Friday, April 29, 2016
Technical help question: Quantum Design magnet power supplies
I'd like to ask my readers that own Quantum Design PPMS or MPMS instruments for help regarding a technical glitch. My aging PPMS superconducting magnet power supply (the kind QD calls the H-plate version) has developed a problem. For high fields (say above 7 T) the power supply fails to properly put the magnet in persistent mode and throws up an error in the control software. After talking with QD, it seems like options are limited. They no longer service this model of power supply, and therefore one option would be to buy a new one. However, I have a sense that other people have dealt with this issue before, and I would feel dumb buying a new supply if the answer was that this is a known issue involving a $ 0.30 diode or something. Without a schematic it's difficult to do diagnostics ourselves. Has anyone out there seen this issue and knows how to correct it?
Sunday, April 24, 2016
Oxide interfaces for fun and profit
The so-called III-V semiconductors, compounds that combine a group III element (Al, Ga, In) and a group V element (N, As, P, Sb), are mainstays of (opto)electronic devices and condensed matter physics. They have never taken over for Si in logic and memory like some thought they might, for a number of materials science and economic reasons. (To paraphrase an old line, "GaAs is the material of the future [for logic] and always will be.") However, they are tremendously useful, in part because they are (now) fortuitously easy to grow - many of the compounds prefer the diamond-like "zinc blende" structure, and it is possible to prepare atomically sharp, flat, abrupt interfaces between materials with quite different semiconducting properties (very different band gaps and energetic alignments relative to each other). Fundamentally, though, the palette is limited - these materials are very conventional semiconductors, without exhibiting other potentially exciting properties or competing phases like ferroelectricity, magnetism, superconductivity, etc.
Enter oxides. Various complex oxides can exhibit all of these properties, and that has led to a concerted effort to develop materials growth techniques to create high quality oxide thin films, with an eye toward creating the same kind of atomically sharp heterointerfaces as in III-Vs. A foundational paper is this one by Ohtomo and Hwang, where they used pulsed laser deposition to produce a heterojunction between LaAlO3, an insulating transparent oxide, and SrTiO3, another insulating transparent oxide (though one known to be almost a ferroelectric). Despite the fact that both of those parent constituents are band insulators, the interface between the two was found to play host to a two-dimensional gas of electrons with remarkable properties. The wikipedia article linked above is pretty good, so you should read it if you're interested.

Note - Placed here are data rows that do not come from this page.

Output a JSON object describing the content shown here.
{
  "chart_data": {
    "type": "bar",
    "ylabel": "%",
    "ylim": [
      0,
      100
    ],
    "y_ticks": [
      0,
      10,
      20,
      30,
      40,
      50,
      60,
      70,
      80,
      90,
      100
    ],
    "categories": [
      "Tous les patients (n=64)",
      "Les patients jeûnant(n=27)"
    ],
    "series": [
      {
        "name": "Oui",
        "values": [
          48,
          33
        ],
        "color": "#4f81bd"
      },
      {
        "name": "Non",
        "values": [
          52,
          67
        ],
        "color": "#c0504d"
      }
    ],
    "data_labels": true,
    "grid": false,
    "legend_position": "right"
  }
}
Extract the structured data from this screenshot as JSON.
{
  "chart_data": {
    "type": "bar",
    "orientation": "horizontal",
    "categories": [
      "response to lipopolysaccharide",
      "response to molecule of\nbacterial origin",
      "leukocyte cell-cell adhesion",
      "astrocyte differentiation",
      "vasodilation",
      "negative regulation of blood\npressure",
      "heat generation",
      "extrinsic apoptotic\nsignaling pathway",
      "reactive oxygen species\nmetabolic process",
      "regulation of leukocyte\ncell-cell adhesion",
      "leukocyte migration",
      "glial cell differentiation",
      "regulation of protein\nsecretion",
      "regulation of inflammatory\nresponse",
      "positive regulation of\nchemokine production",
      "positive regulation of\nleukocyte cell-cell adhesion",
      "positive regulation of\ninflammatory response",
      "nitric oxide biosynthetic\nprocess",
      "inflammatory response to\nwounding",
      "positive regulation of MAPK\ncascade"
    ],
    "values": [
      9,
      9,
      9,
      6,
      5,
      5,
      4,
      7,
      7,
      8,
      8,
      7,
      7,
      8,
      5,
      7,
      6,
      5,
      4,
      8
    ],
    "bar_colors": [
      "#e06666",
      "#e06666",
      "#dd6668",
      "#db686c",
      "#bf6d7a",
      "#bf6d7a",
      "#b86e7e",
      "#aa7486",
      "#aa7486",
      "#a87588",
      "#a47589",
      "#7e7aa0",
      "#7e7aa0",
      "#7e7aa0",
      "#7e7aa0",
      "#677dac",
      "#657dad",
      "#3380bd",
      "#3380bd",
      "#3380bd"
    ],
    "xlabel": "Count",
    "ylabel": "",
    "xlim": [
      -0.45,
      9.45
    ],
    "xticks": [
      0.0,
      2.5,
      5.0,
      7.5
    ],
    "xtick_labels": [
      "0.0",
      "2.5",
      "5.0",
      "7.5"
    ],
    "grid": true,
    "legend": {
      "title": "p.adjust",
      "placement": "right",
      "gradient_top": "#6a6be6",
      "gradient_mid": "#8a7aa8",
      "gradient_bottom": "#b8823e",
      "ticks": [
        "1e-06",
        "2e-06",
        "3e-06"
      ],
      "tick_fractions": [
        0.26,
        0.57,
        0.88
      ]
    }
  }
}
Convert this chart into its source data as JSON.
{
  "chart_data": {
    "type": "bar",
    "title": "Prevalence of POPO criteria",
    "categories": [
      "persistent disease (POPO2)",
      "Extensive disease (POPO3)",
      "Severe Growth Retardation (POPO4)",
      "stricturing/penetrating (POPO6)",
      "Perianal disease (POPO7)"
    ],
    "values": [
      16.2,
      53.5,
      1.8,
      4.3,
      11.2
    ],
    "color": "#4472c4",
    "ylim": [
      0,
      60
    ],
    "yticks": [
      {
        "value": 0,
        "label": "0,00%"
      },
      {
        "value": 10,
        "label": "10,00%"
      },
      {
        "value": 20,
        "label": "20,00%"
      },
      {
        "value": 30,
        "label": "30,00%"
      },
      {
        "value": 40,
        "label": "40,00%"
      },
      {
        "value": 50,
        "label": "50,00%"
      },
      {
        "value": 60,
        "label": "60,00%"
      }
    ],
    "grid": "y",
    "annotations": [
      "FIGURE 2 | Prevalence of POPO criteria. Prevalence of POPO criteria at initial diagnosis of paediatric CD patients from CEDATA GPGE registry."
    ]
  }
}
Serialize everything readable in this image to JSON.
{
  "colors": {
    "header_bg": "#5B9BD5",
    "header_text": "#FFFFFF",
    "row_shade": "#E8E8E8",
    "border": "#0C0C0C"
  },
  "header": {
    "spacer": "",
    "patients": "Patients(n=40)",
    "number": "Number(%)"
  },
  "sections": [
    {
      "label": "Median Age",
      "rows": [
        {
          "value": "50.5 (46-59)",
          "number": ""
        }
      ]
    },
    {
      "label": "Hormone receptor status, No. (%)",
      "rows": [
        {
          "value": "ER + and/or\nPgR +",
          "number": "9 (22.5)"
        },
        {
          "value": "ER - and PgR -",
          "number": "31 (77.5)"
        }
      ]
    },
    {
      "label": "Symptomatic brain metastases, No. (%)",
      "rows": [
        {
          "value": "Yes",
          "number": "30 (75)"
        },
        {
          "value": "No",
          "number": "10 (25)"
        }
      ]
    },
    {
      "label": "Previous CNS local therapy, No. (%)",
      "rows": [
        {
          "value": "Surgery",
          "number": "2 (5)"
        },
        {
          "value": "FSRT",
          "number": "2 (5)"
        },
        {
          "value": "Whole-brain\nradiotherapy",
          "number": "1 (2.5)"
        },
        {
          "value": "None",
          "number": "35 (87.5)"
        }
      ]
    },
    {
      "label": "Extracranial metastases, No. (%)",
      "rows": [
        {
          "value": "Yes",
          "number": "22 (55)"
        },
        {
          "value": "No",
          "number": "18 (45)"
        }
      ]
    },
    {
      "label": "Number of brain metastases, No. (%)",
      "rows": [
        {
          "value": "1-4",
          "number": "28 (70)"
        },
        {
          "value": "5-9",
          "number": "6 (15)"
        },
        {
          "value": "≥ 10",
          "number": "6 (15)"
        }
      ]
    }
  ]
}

When you think about it, this is really remarkable. You take an insulator, and another insulator, and yet the interface between them acts like a metal. Where did the charge carriers come from? (It's complicated - charge transfer from LAO to STO, but the free surface of the LAO and its chemical termination is hugely important.) What is happening right at that interface? (It's complicated. There can be some lattice distortion from the growth process. There can be oxygen vacancies and other kinds of defects. Below about 105 K the STO substrate distorts "ferroelastically", further complicating matters.) Do the charge carriers live more on one side of the interface than the other, as in III-V interfaces, where the (conduction) band offset between the two layers can act like a potential barrier, and the same charge transfer that spills electrons onto one side leads to a self-consistent electrostatic potential that holds the charge layer right against that interface? (Yes.)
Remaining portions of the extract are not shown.